Police Reform and Social Responsibility Bill Debate
Full Debate: Read Full DebateBaroness Coussins
Main Page: Baroness Coussins (Crossbench - Life peer)Department Debates - View all Baroness Coussins's debates with the Home Office
(13 years, 7 months ago)
Lords ChamberMy Lords, I rise to add a few brief thoughts in relation to the provisions in Part 2 concerning the licensing offence of persistently selling alcohol to children. I will first declare some interests. I am a former chief executive of the Portman Group and a former member of the Alcohol Education and Research Council. I currently work as a paid adviser on corporate responsibility to two drinks companies, whose names are listed in the register. I emphasise that I provide them with non-parliamentary advice and that I have had no discussion about this Bill with either company.
The Bill would double the maximum fine imposed for persistently selling alcohol to children from £10,000 to £20,000. I have no problem in principle about a £20,000 fine for this crime. After all, it is perfectly easy to not break the law by always asking for reliable proof of age and refusing to serve any young person who does not have it. The problem is that, even if the fine were a million pounds, it would still be completely ineffective and meaningless unless the law were properly and rigorously enforced. There is no point in having a tough law if people think their chances of being caught are minimal. Under the Licensing Act 2003, the number of people taken to court for persistently selling alcohol to children has been minuscule. It was eight people in 2008, of whom seven were found guilty. In 2009, the last year for which figures are available, this fell to only four people prosecuted and convicted. There have been no occasions to date in which the full £10,000 fine has been applied, and the average fine is just £1,700, a very long way short of the proposed new maximum.
Could the Minister clarify the Government's objective in proposing this clause? If it is to deter people from the crime of selling alcohol to children, how do they expect to be taken seriously enough when the existing law is so feebly enforced? Would it not be a more effective strategy to ensure that the police, local authorities and trading standards officers have sufficient resources to conduct regular, rigorous and extensive test purchasing operations, accompanied by publicity and public education, so that licensees were in no doubt that selling to children would be extremely high risk, putting their licence, their livelihood and their reputation on the line? I am concerned that test purchasing is just the sort of multi-agency activity that will become vulnerable to budgetary cuts in the current economic climate. If the penalties, even if doubled, were never applied because the law is barely enforced, we could end up with neither the prevention that test purchasing provides nor the cure of the law for those who do offend.

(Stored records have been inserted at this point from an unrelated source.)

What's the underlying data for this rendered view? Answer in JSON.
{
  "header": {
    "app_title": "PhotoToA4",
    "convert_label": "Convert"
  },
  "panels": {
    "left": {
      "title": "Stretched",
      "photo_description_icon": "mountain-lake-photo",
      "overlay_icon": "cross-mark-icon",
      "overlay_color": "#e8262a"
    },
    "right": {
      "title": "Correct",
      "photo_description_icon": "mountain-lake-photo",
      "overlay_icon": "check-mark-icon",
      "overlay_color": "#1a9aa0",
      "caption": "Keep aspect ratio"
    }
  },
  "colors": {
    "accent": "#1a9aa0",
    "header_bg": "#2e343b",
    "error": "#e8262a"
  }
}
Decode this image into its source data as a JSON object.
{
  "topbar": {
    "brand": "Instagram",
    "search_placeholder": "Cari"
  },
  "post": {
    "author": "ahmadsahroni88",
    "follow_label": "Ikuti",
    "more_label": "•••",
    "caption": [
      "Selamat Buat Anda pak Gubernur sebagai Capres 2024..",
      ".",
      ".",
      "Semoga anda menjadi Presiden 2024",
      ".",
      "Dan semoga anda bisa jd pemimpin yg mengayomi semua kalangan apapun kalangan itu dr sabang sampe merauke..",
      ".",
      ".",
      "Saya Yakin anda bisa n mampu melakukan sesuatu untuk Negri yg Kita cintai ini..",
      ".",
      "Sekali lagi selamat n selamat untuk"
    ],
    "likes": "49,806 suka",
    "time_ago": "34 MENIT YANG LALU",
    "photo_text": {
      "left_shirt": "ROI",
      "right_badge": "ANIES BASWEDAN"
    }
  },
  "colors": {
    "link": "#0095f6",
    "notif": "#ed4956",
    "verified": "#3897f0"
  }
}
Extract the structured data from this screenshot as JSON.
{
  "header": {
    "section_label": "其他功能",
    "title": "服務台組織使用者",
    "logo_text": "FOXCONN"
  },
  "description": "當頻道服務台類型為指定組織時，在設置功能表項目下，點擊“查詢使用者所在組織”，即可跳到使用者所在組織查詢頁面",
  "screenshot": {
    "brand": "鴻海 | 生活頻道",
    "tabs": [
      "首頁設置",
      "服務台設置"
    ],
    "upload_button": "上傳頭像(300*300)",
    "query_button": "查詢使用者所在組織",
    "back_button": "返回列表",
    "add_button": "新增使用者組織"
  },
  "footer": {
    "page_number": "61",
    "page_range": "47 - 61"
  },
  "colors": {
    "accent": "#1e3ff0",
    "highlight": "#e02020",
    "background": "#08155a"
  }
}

I draw attention to another aspect of the existing licensing law, which is the offence of buying alcohol on behalf of children—often known as proxy purchase—where unscrupulous adults will buy alcohol to pass on to children, very often children who are not even known to them but who have stopped them in the street outside licensed premises. Even though the incidence of prosecution and conviction for this offence is still remarkably low, the numbers are much higher than for illegal sales directly to children. In 2008, 42 people were taken to court and 28 were convicted. In 2009, the figures were 29 prosecutions resulting in 25 convictions. This offence carries only a level 5 fine, which is a maximum of £5,000. Why is the Bill not also proposing to double the fine for this offence or to put it on a par with the offence of persistent direct sales to children? Many local authorities now recognise that the offence of proxy purchase is an increasingly significant source of alcohol for the under-18s and are working hard with retailers and the police in community alcohol partnerships to tackle it.
Also absent from the Bill is any proposal to increase the fine for serving customers who are already drunk. This has been an offence for years but, again, the law seems to be virtually unenforced. In 2008, 17 prosecutions were made, resulting in just seven convictions. In 2009, these figures fell to eight prosecutions and just six convictions. Most people in a town-centre pub on a Friday or Saturday night will probably have witnessed that many breaches of the law in 10 minutes. Perhaps the Minister could tell the House why the offence of serving children has been singled out for increased penalties but not the offence of serving drunks or of proxy purchase. Incidentally, I place on record my thanks to the Library researchers in your Lordships' House for providing me only yesterday with all the up-to-date figures that I have quoted this evening.
If the Government’s intention is to rebalance the Licensing Act, this must mean something in practice, not just in terms of the theory of what the law says, which remains meaningless if unenforced. Considerable rebalancing could be achieved by the effective enforcement of the existing law on selling to children and to drunks. But if more severe penalties are genuinely considered to be justified—and I am not sure yet that we have heard that convincing case—could the Government at least be even-handed and apply the penalty upgrade to all the relevant offences that I have mentioned?